– Я хотела только попросить у вас, мистер Элиот, – я знаю, вы на меня не рассердитесь, – я хотела только попросить у вас каплю молока.
Просьба эта была лишь предлогом. С каждым новым жильцом у нее вновь появлялась надежда хоть с кем-нибудь поговорить по душам, и, поскольку я только что въехал, все ее внимание было устремлено на меня. Столь же любезно я спросил ее, не может ли она на этот раз обойтись без молока.
– Ах, мистер Элиот, – выдохнула она чуть угрожающе, – постараюсь как-нибудь обойтись. – И сразу перешла к делу: – Эта очень милая молодая дама, с вашего разрешения, мистер Элиот, заходила, кажется, к вам нынче вечером, когда я случайно выглянула на улицу, – впрочем, быть может, и не совсем молодая по мнению некоторых, но я всегда говорю, что все мы не так молоды, как нам бы хотелось.
Я сказал ей, что Бетти моложе меня; но миссис Бьючемп и мне давала на десять лет больше, поэтому мое замечание лишь ободрило ее.

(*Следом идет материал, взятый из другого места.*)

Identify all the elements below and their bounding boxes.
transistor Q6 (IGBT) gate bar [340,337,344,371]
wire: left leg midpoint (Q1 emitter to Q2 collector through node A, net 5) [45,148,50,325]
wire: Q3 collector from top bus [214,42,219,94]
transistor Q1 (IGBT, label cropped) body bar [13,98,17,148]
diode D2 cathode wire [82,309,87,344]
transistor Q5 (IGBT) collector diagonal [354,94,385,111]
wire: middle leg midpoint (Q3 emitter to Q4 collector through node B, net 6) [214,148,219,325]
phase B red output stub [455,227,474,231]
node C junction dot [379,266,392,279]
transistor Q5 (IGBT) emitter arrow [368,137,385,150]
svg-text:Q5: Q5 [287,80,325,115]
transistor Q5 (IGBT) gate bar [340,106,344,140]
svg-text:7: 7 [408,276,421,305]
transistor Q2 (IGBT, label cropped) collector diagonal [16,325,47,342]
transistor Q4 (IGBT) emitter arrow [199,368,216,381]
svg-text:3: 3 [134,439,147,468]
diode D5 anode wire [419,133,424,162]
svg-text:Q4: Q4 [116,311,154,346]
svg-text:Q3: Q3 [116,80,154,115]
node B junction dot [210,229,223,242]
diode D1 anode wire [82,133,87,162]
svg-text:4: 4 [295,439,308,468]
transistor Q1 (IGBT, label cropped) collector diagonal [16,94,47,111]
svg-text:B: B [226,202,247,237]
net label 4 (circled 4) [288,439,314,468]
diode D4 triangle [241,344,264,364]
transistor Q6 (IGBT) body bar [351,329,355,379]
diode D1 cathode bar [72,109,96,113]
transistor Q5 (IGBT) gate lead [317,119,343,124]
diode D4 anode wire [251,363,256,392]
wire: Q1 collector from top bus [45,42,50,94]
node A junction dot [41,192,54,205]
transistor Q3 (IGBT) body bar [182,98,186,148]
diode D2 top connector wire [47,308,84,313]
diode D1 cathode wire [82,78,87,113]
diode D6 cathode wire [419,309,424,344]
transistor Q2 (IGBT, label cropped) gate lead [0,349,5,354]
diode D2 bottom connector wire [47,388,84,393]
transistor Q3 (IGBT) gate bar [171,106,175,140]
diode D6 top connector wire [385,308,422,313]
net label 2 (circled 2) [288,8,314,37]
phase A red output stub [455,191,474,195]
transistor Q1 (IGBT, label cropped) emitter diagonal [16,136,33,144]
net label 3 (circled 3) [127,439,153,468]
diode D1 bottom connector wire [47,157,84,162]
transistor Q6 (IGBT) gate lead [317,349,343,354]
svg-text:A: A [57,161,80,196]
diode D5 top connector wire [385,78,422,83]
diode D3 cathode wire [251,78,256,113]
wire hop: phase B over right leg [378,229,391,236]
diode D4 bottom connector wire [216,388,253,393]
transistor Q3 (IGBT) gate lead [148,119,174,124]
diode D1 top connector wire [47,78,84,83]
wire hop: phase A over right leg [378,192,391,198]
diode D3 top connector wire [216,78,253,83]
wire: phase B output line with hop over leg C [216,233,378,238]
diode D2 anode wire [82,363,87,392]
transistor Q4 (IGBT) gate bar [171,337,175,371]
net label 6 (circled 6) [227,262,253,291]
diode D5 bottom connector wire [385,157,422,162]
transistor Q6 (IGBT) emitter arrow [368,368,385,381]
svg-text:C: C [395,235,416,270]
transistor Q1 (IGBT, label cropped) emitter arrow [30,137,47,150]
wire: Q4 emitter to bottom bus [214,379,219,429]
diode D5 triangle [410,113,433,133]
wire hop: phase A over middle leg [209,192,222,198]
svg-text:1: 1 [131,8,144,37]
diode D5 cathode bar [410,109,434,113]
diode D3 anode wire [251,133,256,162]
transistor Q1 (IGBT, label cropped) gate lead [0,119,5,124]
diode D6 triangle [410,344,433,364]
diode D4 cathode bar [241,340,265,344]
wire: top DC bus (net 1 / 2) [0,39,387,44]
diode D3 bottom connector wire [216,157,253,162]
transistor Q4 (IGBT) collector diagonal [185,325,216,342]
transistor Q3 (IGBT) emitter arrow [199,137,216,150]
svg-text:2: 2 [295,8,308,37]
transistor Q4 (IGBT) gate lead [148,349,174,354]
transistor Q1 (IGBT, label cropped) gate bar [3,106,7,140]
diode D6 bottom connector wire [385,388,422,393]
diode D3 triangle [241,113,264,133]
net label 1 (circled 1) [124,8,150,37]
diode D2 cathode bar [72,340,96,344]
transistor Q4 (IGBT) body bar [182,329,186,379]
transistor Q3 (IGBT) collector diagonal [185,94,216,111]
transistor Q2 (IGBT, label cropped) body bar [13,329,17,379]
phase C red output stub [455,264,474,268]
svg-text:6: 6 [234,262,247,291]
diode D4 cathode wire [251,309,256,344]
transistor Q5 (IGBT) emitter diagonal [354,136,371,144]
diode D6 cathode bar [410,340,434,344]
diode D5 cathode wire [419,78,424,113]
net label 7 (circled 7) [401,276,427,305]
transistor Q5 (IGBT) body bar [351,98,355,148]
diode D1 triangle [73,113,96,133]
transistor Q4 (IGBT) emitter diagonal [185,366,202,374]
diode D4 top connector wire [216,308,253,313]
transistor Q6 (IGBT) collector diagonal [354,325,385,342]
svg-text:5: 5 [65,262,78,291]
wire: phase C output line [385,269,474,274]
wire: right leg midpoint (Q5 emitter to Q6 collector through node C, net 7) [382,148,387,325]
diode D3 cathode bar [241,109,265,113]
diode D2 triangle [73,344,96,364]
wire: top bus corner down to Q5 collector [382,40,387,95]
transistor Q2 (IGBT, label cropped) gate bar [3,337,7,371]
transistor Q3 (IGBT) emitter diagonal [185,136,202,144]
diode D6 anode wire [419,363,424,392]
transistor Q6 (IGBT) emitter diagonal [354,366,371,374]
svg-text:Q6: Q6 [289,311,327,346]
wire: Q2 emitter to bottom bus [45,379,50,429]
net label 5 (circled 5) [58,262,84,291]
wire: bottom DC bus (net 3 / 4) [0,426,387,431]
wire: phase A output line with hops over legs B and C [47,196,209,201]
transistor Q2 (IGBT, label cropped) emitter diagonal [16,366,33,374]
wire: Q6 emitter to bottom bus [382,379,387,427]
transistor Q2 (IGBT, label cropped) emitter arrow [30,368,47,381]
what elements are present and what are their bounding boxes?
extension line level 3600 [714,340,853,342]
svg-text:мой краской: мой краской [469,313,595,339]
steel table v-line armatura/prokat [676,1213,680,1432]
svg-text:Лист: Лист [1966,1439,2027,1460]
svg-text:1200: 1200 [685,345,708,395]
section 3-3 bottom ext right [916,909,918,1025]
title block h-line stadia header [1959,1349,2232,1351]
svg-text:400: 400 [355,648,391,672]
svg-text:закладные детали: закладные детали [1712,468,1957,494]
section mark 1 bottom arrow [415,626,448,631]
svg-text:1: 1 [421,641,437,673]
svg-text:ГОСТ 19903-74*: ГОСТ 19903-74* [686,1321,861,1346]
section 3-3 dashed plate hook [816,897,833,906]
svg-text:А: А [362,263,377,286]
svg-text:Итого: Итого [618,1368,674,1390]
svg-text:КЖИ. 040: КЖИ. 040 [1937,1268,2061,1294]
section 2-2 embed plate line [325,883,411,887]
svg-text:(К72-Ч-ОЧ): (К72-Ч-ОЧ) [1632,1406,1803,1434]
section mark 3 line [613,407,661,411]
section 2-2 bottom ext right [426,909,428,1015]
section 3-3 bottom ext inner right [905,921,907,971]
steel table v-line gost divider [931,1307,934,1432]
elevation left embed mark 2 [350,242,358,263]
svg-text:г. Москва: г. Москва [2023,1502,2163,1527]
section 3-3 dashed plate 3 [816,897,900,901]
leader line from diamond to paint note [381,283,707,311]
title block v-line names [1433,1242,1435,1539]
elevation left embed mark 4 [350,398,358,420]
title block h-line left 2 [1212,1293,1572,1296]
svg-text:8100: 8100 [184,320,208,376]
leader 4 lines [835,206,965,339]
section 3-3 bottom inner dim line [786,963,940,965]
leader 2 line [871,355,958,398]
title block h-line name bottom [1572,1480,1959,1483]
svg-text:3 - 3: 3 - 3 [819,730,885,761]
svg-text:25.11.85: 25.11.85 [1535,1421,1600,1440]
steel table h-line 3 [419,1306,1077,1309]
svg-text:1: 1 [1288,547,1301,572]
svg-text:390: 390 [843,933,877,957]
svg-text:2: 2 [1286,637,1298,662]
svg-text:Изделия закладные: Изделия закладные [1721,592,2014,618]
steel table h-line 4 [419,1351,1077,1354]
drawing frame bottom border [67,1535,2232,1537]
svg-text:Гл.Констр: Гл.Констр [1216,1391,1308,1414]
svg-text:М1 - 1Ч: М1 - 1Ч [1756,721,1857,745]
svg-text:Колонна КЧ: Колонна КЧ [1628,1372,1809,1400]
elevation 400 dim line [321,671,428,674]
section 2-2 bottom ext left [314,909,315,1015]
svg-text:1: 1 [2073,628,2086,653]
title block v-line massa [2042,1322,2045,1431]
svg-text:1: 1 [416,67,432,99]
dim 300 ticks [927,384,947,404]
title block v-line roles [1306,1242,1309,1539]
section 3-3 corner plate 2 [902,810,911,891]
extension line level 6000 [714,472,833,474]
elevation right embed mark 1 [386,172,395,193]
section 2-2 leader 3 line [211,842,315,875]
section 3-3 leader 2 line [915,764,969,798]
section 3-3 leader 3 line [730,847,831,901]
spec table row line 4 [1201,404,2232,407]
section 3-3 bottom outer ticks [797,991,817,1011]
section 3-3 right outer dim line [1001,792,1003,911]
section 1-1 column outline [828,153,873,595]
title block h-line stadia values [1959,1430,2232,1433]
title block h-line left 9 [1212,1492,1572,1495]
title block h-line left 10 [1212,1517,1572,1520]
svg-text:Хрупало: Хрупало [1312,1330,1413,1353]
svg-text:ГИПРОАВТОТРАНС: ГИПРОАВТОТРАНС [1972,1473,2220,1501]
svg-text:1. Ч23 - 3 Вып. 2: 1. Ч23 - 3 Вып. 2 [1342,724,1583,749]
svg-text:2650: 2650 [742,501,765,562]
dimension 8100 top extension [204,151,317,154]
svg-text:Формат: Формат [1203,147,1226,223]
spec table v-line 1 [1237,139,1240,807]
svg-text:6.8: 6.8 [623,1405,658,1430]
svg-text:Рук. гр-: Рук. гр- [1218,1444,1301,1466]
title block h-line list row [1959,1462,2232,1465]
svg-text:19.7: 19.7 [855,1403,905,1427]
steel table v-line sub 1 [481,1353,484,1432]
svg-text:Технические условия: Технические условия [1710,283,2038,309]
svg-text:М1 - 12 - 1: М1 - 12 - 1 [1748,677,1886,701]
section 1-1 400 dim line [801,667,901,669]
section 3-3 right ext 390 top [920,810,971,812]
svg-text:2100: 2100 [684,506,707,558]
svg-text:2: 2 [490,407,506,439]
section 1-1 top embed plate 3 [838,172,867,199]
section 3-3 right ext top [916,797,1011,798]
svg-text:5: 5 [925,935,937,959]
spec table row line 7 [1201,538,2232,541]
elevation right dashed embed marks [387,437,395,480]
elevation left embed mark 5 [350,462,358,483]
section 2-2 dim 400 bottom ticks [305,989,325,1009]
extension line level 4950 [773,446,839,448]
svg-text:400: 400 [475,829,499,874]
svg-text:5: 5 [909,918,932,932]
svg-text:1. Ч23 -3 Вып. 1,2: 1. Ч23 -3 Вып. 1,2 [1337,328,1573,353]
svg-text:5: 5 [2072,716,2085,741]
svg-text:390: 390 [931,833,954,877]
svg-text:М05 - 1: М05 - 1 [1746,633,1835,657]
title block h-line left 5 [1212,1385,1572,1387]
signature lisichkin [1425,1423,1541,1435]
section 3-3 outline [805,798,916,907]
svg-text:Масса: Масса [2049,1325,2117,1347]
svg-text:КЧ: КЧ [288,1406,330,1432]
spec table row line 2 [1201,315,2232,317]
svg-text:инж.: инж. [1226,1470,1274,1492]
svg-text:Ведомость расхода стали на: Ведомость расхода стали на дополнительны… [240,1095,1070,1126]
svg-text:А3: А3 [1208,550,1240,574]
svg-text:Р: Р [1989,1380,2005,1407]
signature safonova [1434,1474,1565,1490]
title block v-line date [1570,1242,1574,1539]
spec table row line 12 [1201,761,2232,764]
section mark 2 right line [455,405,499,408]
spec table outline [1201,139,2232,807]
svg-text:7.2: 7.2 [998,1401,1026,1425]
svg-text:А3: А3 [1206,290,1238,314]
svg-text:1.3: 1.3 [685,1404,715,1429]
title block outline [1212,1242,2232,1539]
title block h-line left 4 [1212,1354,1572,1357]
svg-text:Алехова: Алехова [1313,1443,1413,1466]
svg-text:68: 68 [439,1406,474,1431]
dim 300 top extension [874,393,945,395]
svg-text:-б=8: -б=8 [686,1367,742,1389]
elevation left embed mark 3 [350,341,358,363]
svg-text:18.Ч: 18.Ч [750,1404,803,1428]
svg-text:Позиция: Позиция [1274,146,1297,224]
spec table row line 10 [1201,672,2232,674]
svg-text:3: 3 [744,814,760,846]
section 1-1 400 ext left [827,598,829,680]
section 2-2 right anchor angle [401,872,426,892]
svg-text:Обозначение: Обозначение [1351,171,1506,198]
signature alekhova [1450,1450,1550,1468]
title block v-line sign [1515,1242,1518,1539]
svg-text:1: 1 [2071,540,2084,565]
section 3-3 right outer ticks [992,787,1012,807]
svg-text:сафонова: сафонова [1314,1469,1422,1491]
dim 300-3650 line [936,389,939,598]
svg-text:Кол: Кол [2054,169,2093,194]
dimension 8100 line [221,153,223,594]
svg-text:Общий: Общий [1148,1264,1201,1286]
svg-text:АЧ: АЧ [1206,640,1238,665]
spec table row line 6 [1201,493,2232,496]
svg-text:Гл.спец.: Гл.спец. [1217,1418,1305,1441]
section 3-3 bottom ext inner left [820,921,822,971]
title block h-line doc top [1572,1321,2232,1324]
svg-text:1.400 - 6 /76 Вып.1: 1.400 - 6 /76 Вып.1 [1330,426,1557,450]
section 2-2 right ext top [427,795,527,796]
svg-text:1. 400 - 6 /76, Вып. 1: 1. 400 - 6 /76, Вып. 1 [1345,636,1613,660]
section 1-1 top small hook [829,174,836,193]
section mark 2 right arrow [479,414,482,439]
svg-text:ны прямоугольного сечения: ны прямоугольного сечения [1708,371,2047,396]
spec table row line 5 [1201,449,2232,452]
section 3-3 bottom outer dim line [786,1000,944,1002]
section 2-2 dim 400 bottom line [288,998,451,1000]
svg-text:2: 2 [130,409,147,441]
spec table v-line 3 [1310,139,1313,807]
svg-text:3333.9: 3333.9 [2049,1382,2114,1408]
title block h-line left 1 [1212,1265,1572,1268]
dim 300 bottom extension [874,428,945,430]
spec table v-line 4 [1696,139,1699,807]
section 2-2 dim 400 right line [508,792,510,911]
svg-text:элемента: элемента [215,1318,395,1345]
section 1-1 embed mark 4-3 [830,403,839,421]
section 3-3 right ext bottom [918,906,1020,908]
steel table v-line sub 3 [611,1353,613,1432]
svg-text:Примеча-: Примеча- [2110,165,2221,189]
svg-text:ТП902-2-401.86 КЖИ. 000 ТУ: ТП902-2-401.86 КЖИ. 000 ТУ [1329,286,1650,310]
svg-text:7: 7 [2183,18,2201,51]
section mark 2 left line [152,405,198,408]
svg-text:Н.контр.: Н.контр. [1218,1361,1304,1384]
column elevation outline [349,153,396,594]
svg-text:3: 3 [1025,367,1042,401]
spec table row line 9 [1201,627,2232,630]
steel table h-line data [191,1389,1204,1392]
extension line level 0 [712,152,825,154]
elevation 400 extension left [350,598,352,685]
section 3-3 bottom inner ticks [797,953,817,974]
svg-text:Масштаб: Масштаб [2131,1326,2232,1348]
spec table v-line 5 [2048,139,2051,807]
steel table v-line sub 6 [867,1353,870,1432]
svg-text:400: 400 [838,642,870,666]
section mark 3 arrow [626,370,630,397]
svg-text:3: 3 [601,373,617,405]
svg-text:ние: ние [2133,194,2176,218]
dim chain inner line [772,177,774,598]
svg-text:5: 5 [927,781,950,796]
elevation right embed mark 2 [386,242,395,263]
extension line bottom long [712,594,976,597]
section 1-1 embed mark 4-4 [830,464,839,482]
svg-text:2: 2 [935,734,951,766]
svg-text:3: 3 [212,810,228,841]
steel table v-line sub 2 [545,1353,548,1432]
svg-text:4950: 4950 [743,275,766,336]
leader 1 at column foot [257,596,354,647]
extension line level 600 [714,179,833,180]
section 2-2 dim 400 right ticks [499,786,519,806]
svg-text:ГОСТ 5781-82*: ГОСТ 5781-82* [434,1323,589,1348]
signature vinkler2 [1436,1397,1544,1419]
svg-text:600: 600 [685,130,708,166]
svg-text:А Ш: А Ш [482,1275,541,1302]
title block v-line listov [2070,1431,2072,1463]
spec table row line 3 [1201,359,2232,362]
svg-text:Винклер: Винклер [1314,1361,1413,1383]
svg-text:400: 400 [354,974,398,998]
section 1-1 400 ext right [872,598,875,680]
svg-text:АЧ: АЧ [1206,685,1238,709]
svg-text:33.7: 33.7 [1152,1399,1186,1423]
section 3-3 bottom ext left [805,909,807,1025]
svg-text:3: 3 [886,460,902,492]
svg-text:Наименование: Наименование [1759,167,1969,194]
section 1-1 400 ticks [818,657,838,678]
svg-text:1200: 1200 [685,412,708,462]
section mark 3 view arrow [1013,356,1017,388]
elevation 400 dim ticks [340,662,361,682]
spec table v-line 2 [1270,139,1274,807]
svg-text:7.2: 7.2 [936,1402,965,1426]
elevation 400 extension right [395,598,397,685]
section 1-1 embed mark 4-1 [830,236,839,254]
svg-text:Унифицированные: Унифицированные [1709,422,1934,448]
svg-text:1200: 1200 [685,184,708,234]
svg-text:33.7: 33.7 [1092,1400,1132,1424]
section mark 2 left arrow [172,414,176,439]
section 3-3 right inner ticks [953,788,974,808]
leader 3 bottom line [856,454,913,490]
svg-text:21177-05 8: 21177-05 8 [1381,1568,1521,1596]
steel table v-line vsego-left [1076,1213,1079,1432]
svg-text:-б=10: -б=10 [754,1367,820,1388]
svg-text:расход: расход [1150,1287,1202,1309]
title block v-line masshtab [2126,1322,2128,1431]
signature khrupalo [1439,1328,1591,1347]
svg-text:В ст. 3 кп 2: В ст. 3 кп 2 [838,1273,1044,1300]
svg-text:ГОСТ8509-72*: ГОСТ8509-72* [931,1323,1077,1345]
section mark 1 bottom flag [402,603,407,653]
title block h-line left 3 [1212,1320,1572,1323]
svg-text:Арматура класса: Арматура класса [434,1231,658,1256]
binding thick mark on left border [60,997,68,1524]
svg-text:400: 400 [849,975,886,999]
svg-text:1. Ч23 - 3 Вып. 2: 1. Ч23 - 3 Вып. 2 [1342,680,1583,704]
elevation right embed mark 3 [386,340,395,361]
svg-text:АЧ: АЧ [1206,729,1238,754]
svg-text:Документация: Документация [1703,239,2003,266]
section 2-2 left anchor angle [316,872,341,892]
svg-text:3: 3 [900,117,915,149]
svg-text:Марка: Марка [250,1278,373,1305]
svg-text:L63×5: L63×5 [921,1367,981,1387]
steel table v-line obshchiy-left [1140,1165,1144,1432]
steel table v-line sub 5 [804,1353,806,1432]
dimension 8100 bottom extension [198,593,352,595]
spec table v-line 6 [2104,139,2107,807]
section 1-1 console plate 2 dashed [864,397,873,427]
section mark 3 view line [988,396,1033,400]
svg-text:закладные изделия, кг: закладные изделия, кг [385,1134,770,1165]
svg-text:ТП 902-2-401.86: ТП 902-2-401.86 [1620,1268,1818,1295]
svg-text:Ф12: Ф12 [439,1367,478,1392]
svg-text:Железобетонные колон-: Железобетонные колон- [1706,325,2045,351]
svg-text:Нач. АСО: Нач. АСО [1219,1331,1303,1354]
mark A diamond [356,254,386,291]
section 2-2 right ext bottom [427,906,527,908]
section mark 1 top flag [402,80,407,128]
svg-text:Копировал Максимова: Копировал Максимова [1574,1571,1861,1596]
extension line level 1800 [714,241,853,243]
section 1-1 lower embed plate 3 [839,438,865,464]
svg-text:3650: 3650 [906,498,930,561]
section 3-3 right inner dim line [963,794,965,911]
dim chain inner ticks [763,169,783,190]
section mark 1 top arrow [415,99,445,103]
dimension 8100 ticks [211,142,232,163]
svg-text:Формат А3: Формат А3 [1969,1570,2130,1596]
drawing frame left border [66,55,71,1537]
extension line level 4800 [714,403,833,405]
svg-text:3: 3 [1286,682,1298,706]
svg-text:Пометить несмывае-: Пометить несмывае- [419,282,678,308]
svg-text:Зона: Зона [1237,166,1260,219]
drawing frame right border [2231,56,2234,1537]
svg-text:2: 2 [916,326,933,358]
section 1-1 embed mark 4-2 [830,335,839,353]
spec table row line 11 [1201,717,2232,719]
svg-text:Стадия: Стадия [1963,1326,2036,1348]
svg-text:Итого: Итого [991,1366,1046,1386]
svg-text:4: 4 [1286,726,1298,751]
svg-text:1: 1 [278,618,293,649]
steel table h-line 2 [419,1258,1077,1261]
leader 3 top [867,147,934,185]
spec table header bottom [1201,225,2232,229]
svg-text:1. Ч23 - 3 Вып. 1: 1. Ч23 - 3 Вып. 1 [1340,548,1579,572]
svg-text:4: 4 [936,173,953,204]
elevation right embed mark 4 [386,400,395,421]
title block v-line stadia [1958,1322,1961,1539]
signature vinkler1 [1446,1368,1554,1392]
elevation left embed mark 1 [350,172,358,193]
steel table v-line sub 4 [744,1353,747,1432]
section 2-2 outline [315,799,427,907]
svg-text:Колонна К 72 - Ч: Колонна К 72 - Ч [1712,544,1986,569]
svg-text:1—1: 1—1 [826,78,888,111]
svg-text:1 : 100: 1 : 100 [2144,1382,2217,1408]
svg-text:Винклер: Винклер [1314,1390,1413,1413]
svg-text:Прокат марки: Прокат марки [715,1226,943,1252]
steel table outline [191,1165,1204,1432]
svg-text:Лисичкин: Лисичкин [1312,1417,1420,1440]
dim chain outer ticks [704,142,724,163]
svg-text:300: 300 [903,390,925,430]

– С вашего разрешения, мистер Элиот, я всегда говорю, что люди, не такие уж молодые, способны чувствовать не хуже других, и зачастую их чувства дают им потом обильную пищу для размышлений, – добавила она с выражением, в котором сочетались похотливость и подчеркнутая нравственная строгость. Но этого ей показалось мало. – Я бы не удивилась, – сказала она, – если бы узнала, что эта милая молодая дама происходит из очень хорошей семьи.
– Вот как?
– И все-таки, мистер Элиот, права я или нет? Извините, если я задаю вам вопросы, которые не должна была бы задавать, но мне кажется, если бы кто-нибудь поступил так же по отношению ко мне, я бы не старалась дать этому человеку понять, что он совершил faux pas[1] .
– Вы угадали.
– Порода выдает себя, – выдохнула миссис Бьючемп.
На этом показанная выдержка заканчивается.